Menurut Jung dan Avolio (1999) kepemimpinan transformasional
meliputi pengembangan hubungan yang lebih dekat antara pemimpin dan
pengikutnya, bukan hanya sekedar sebuah perjanjian tetapi lebih didasarkan
pada kepercayaan dan komitmen. sebab bawahan merasa percaya dan hormat
terhadap pemimpin serta mereka termotivasi berbuat lebih daripada apa yang
diharapkan. Hal tersebut melandasi asumsi bahwa motivasi yang diberikan
pemimpin dengan gaya transformasional akan menumbuhkan kemauan dan
keberanian karyawan untuk mengelola cara pandang serta makna sebuah
pekerjaan karna pemimpin dalam hal ini tidak serta merta mengatur dan
memberikan arahan secara kaku, justru sebaliknya pemimpin terbuka, suportif
dan toleran sehingga memunculkan keinginan yang mendasar dalam diri
karyawan untuk menemukan makna positif dalam pekerjaan serta membangun
identitas positif dalam organisasi mereka (Dutton, Roberts & Bednar, 2010).
Pendapat tersebut didukung temuan Givens (2008), yang menyimpulkan
bahwa gaya kepemimpinan tranformasional tidak hanya berkontribusi terhadap keluaran organisasi, namun juga mengarah pada pertumbuhan personal orang-orang di dalamnya. Hal yang paling signifikan adalah tumbuhnya motivasi dan kelekatan karyawan (anggota organisasi), yang tidak hanya membuat efektif dalam bekerja, namun mendorong munculnya inovasi-inovasi proaktif.
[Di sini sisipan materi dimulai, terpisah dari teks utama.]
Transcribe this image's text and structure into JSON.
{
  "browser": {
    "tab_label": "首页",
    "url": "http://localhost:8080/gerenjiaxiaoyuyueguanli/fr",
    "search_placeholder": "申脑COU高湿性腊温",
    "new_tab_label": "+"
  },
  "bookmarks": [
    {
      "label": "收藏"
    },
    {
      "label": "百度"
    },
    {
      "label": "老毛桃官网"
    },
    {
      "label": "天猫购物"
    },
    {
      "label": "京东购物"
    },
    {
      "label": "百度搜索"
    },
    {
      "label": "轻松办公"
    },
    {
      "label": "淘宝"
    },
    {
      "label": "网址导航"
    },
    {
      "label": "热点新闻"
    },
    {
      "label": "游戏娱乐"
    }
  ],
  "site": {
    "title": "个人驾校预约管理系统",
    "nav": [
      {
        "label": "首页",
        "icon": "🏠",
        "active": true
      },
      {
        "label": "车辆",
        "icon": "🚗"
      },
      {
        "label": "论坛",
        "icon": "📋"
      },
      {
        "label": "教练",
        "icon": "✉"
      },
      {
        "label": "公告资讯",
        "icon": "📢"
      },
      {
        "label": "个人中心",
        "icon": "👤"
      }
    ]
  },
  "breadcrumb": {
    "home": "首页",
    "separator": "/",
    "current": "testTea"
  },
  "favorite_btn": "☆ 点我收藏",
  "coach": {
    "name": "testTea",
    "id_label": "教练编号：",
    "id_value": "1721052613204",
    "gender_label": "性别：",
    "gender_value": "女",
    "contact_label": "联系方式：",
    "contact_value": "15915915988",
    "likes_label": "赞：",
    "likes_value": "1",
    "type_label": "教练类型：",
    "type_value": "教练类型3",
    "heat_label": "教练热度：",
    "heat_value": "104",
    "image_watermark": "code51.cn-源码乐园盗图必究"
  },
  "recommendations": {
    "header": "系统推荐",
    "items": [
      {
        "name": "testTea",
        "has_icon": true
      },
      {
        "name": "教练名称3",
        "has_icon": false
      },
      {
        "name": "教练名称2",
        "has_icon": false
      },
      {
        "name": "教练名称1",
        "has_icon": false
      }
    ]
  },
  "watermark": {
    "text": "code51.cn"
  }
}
Temuan senada diungkapkan Wu dan Zhen (2015), dengan menemukan bahwa sisi afektif dari kepemimpinan transformasional, ternyata memiliki peran sangat penting dalam mengembangkan lingkungan psikologis yang positif, sekaligus mendorong penguatan perilaku proaktif, yang pada akhirnya terwujud dalam job crafting.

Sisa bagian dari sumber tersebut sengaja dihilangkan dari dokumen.